A “primeira região inteligente do país” vai ser criada na região Oeste, através de um projeto-piloto de um milhão de euros que durante dois anos testará uma plataforma de inteligência territorial que poderá ser replicada em todo o território.

O projeto vai ser desenvolvido numa parceria entre a Comunidade Intermunicipal do Oeste (OesteCim) e a Nova Information Management School (Nova IMS), da Universidade Nova de Lisboa, que vai criar a primeira Plataforma Analítica Integrada de Inteligência Territorial Smart Region.

Trata-se de “um projeto colaborativo de cocriação de uma solução inovadora capaz de potenciar a economia da região, assente no conceito de ‘smart cities’ (cidades inteligentes), aplicada ao turismo inteligente e sustentável”, divulgou hoje a OesteCim.

O projeto irá permitir disponibilizar uma aplicação que “melhora a experiência de quem visita” a região

Através  da  plataforma, com base nos dados do registo e utilização dos pontos de acesso ‘wi-fi’, será possível “compreender a interação das pessoas que vivem, trabalham ou visitam” o território da OesteCim, constituído pelos municípios de Alcobaça, Bombarral, Caldas da Rainha, Nazaré, Óbidos e Peniche, no distrito de Leiria, e Alenquer, Arruda dos Vinhos, Cadaval, Lourinhã, Sobral de Monte Agraço e Torres Vedras, no distrito de Lisboa.

Pretende-se “conhecer o número e características de pessoas em eventos e locais, distinguir entre visitantes novos e recorrentes, estabelecer horas de ponta, traçar padrões de deslocação, marcar pontos de interesse”, é exemplificado no comunicado.

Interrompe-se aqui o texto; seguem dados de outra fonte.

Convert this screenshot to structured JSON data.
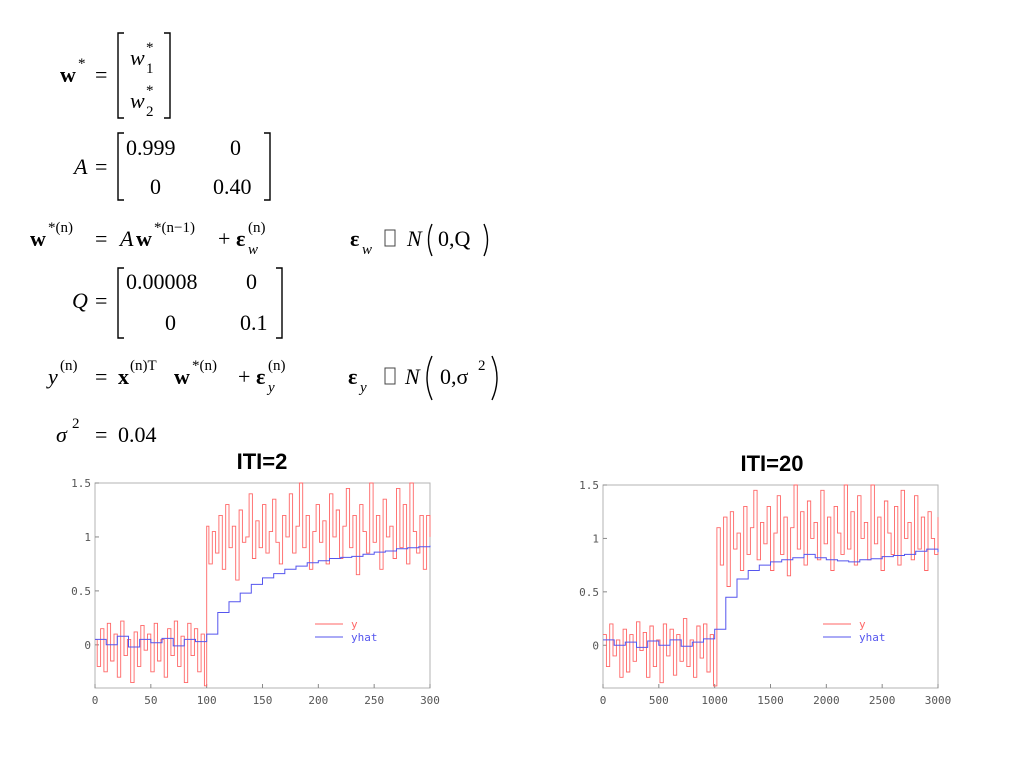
{
  "equations": {
    "w_star": {
      "lhs": "w",
      "sup": "*",
      "eq": "=",
      "top": "w",
      "top_sub": "1",
      "top_sup": "*",
      "bot": "w",
      "bot_sub": "2",
      "bot_sup": "*"
    },
    "A_matrix": {
      "lhs": "A",
      "eq": "=",
      "a11": "0.999",
      "a12": "0",
      "a21": "0",
      "a22": "0.40"
    },
    "w_dynamics": {
      "lhs_sup": "*(n)",
      "rhs_A": "A",
      "rhs_w_sup": "*(n−1)",
      "plus": "+",
      "eps_sub": "w",
      "eps_sup": "(n)",
      "dist_eps_sub": "w",
      "dist_N": "N",
      "dist_args": "0,Q"
    },
    "Q_matrix": {
      "lhs": "Q",
      "eq": "=",
      "q11": "0.00008",
      "q12": "0",
      "q21": "0",
      "q22": "0.1"
    },
    "y_obs": {
      "lhs": "y",
      "lhs_sup": "(n)",
      "x_sup": "(n)T",
      "w_sup": "*(n)",
      "plus": "+",
      "eps_sub": "y",
      "eps_sup": "(n)",
      "dist_eps_sub": "y",
      "dist_N": "N",
      "dist_args": "0,σ",
      "dist_args_sup": "2"
    },
    "sigma": {
      "lhs": "σ",
      "sup": "2",
      "eq": "=",
      "value": "0.04"
    }
  },
  "colors": {
    "y": "#ff6666",
    "yhat": "#5555ee"
  },
  "chart_data": [
    {
      "type": "line",
      "title": "ITI=2",
      "xlim": [
        0,
        300
      ],
      "ylim": [
        -0.4,
        1.5
      ],
      "xticks": [
        "0",
        "50",
        "100",
        "150",
        "200",
        "250",
        "300"
      ],
      "yticks": [
        "0",
        "0.5",
        "1",
        "1.5"
      ],
      "legend": {
        "position": "lower-right"
      },
      "series": [
        {
          "name": "y",
          "style": "step",
          "x": [
            0,
            2,
            5,
            8,
            11,
            14,
            17,
            20,
            23,
            26,
            29,
            32,
            35,
            38,
            41,
            44,
            47,
            50,
            53,
            56,
            59,
            62,
            65,
            68,
            71,
            74,
            77,
            80,
            83,
            86,
            89,
            92,
            95,
            98,
            100,
            102,
            105,
            108,
            111,
            114,
            117,
            120,
            123,
            126,
            129,
            132,
            135,
            138,
            141,
            144,
            147,
            150,
            153,
            156,
            159,
            162,
            165,
            168,
            171,
            174,
            177,
            180,
            183,
            186,
            189,
            192,
            195,
            198,
            201,
            204,
            207,
            210,
            213,
            216,
            219,
            222,
            225,
            228,
            231,
            234,
            237,
            240,
            243,
            246,
            249,
            252,
            255,
            258,
            261,
            264,
            267,
            270,
            273,
            276,
            279,
            282,
            285,
            288,
            291,
            294,
            297,
            300
          ],
          "values": [
            0.05,
            -0.2,
            0.15,
            -0.25,
            0.2,
            -0.15,
            0.1,
            -0.3,
            0.22,
            -0.1,
            0.05,
            -0.35,
            0.12,
            -0.2,
            0.18,
            -0.05,
            0.1,
            -0.25,
            0.2,
            -0.15,
            0.05,
            -0.3,
            0.15,
            -0.1,
            0.22,
            -0.2,
            0.08,
            -0.35,
            0.2,
            -0.1,
            0.15,
            -0.25,
            0.1,
            -0.38,
            1.1,
            0.75,
            1.05,
            0.85,
            1.2,
            0.7,
            1.3,
            0.9,
            1.1,
            0.6,
            1.25,
            0.95,
            1.0,
            1.4,
            0.8,
            1.15,
            0.9,
            1.3,
            0.85,
            1.05,
            1.35,
            0.95,
            0.75,
            1.2,
            1.0,
            1.4,
            0.85,
            1.1,
            1.5,
            0.9,
            1.2,
            0.7,
            1.05,
            1.3,
            0.95,
            1.15,
            0.75,
            1.4,
            1.0,
            1.25,
            0.8,
            1.1,
            1.45,
            0.9,
            1.2,
            0.65,
            1.3,
            1.05,
            0.85,
            1.5,
            0.95,
            1.2,
            0.7,
            1.35,
            1.0,
            1.1,
            0.8,
            1.45,
            0.9,
            1.3,
            0.75,
            1.5,
            1.05,
            0.85,
            1.2,
            0.7,
            1.2,
            1.0
          ]
        },
        {
          "name": "yhat",
          "style": "step",
          "x": [
            0,
            10,
            20,
            30,
            40,
            50,
            60,
            70,
            80,
            90,
            100,
            110,
            120,
            130,
            140,
            150,
            160,
            170,
            180,
            190,
            200,
            210,
            220,
            230,
            240,
            250,
            260,
            270,
            280,
            290,
            300
          ],
          "values": [
            0.05,
            0.0,
            0.08,
            -0.02,
            0.05,
            0.02,
            0.06,
            -0.01,
            0.05,
            0.03,
            0.1,
            0.3,
            0.4,
            0.48,
            0.56,
            0.62,
            0.66,
            0.7,
            0.73,
            0.76,
            0.78,
            0.8,
            0.81,
            0.82,
            0.84,
            0.86,
            0.87,
            0.89,
            0.9,
            0.91,
            0.92
          ]
        }
      ]
    },
    {
      "type": "line",
      "title": "ITI=20",
      "xlim": [
        0,
        3000
      ],
      "ylim": [
        -0.4,
        1.5
      ],
      "xticks": [
        "0",
        "500",
        "1000",
        "1500",
        "2000",
        "2500",
        "3000"
      ],
      "yticks": [
        "0",
        "0.5",
        "1",
        "1.5"
      ],
      "legend": {
        "position": "lower-right"
      },
      "series": [
        {
          "name": "y",
          "style": "step",
          "x": [
            0,
            30,
            60,
            90,
            120,
            150,
            180,
            210,
            240,
            270,
            300,
            330,
            360,
            390,
            420,
            450,
            480,
            510,
            540,
            570,
            600,
            630,
            660,
            690,
            720,
            750,
            780,
            810,
            840,
            870,
            900,
            930,
            960,
            990,
            1020,
            1050,
            1080,
            1110,
            1140,
            1170,
            1200,
            1230,
            1260,
            1290,
            1320,
            1350,
            1380,
            1410,
            1440,
            1470,
            1500,
            1530,
            1560,
            1590,
            1620,
            1650,
            1680,
            1710,
            1740,
            1770,
            1800,
            1830,
            1860,
            1890,
            1920,
            1950,
            1980,
            2010,
            2040,
            2070,
            2100,
            2130,
            2160,
            2190,
            2220,
            2250,
            2280,
            2310,
            2340,
            2370,
            2400,
            2430,
            2460,
            2490,
            2520,
            2550,
            2580,
            2610,
            2640,
            2670,
            2700,
            2730,
            2760,
            2790,
            2820,
            2850,
            2880,
            2910,
            2940,
            2970,
            3000
          ],
          "values": [
            0.1,
            -0.2,
            0.2,
            -0.1,
            0.05,
            -0.3,
            0.15,
            -0.25,
            0.1,
            -0.15,
            0.22,
            -0.05,
            0.12,
            -0.3,
            0.18,
            -0.2,
            0.05,
            -0.35,
            0.2,
            -0.1,
            0.15,
            -0.28,
            0.1,
            -0.15,
            0.25,
            -0.2,
            0.05,
            -0.3,
            0.18,
            -0.12,
            0.2,
            -0.25,
            0.1,
            -0.38,
            1.1,
            0.75,
            1.2,
            0.55,
            1.25,
            0.9,
            1.05,
            0.7,
            1.3,
            0.85,
            1.1,
            1.45,
            0.8,
            1.15,
            0.95,
            1.3,
            0.7,
            1.05,
            1.4,
            0.85,
            1.2,
            0.65,
            1.1,
            1.5,
            0.9,
            1.25,
            0.75,
            1.35,
            1.0,
            1.15,
            0.8,
            1.45,
            0.95,
            1.2,
            0.7,
            1.3,
            1.05,
            0.85,
            1.5,
            0.9,
            1.25,
            0.75,
            1.4,
            1.0,
            1.15,
            0.8,
            1.5,
            0.95,
            1.2,
            0.7,
            1.35,
            1.05,
            0.85,
            1.3,
            0.75,
            1.45,
            1.0,
            1.15,
            0.8,
            1.4,
            0.9,
            1.2,
            0.7,
            1.25,
            1.0,
            0.85,
            1.2
          ]
        },
        {
          "name": "yhat",
          "style": "step",
          "x": [
            0,
            100,
            200,
            300,
            400,
            500,
            600,
            700,
            800,
            900,
            1000,
            1100,
            1200,
            1300,
            1400,
            1500,
            1600,
            1700,
            1800,
            1900,
            2000,
            2100,
            2200,
            2300,
            2400,
            2500,
            2600,
            2700,
            2800,
            2900,
            3000
          ],
          "values": [
            0.05,
            0.0,
            0.03,
            -0.02,
            0.04,
            0.0,
            0.05,
            -0.01,
            0.03,
            0.06,
            0.15,
            0.45,
            0.62,
            0.7,
            0.75,
            0.78,
            0.8,
            0.82,
            0.85,
            0.82,
            0.8,
            0.79,
            0.78,
            0.8,
            0.81,
            0.83,
            0.84,
            0.85,
            0.88,
            0.9,
            0.87
          ]
        }
      ]
    }
  ]
}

Em paralelo, o projeto irá permitir disponibilizar uma aplicação que “melhora a experiência de quem visita” a região, tirando partido do cruzamento de dados provenientes dos sistemas operacionais municipais com os dados originários das redes de ‘wi-fi’, para “disponibilizar informação dinâmica no espaço e no tempo”.

O objetivo é também concretizar ações de marketing de contexto, isto é, “entregar informação personalizada em função do momento e local onde a pessoa se encontra”, refere a nota.

Com um investimento total de 999.843 euros, cofinanciados em 57% (569.410 euros) pelo Fundo Social Europeu, o projeto terá, segundo os promotores, um potencial de retorno económico calculado em 533.000 euros, em 2021 e 2022, considerando a automatização de processos, cuja informação é atualmente recolhida manualmente, as poupanças com a deslocação aos municípios para esclarecimento de questões e a redução da despesa com custos médios de comunicações móveis, entre outros.

Tirando partindo do potencial de criação de capacidades analíticas gerado por outras iniciativas (Wi-Fi dos Centros Históricos do Turismo de Portugal e WiFi4EU, da Comissão Europeia), o projeto assenta numa abordagem de ciência dos dados que “altera o paradigma de planeamento e gestão do turismo e hospitalidade à escala intermunicipal”, sublinham os promotores.

A Plataforma Analítica Integrada de Inteligência Territorial Smart Region visa aproveitar as tecnologias de informação e comunicação e, assente na identidade territorial, alavancar a geração de conhecimento para promover a regeneração económica, a coesão social, uma melhor administração do território e uma gestão eficaz das infraestruturas. 

Citado no comunicado, o subdiretor da Nova IMS e coordenador da Nova Cidade – Urban Analytics Lab, Miguel de Castro Neto, destaca as capacidades que as tecnologias oferecem na captura de “gigantescas quantidades de dados”, como um “desafio de serem criadas as capacidades analíticas para promover a sua conversão em informação e, assim, passarem a ter valor para os processos de tomada de decisão, para a criação de novos produtos e serviços e para uma cidadania mais ativa e participada”.

Para o especialista é “essencial dotar o território nacional e os órgãos de soberania locais, regionais e nacionais de ferramentas que permitam uma tomada de decisão baseada em dados fidedignos e em tempo útil, como a atual pandemia bem evidenciou”.

“Sendo um dos exemplos mais comuns a utilização dos metadados das comunicações móveis para construir esta inteligência territorial, a generalidade destes serviços assenta na utilização de dados externos, com a consequente necessidade de contratualização de um serviço de informação permanente e respetivo custo associado”, explica, por seu lado, o presidente da OesteCim, Pedro Folgado.

“O processo de criação de redes de ‘wi-fi’ público municipal gera a oportunidade de, pela primeira vez, os municípios serem os ‘donos’ dos dados necessários e suficientes para o desenvolvimento de capacidades analíticas e pela criação de valiosos ‘insights’ sobre as mais diversas dimensões da governação do território”, refere o também presidente do município de Alenquer.

O projeto terá a duração de dois anos, após o que a plataforma Smart Region ficará disponível para ser replicada em todo o território nacional.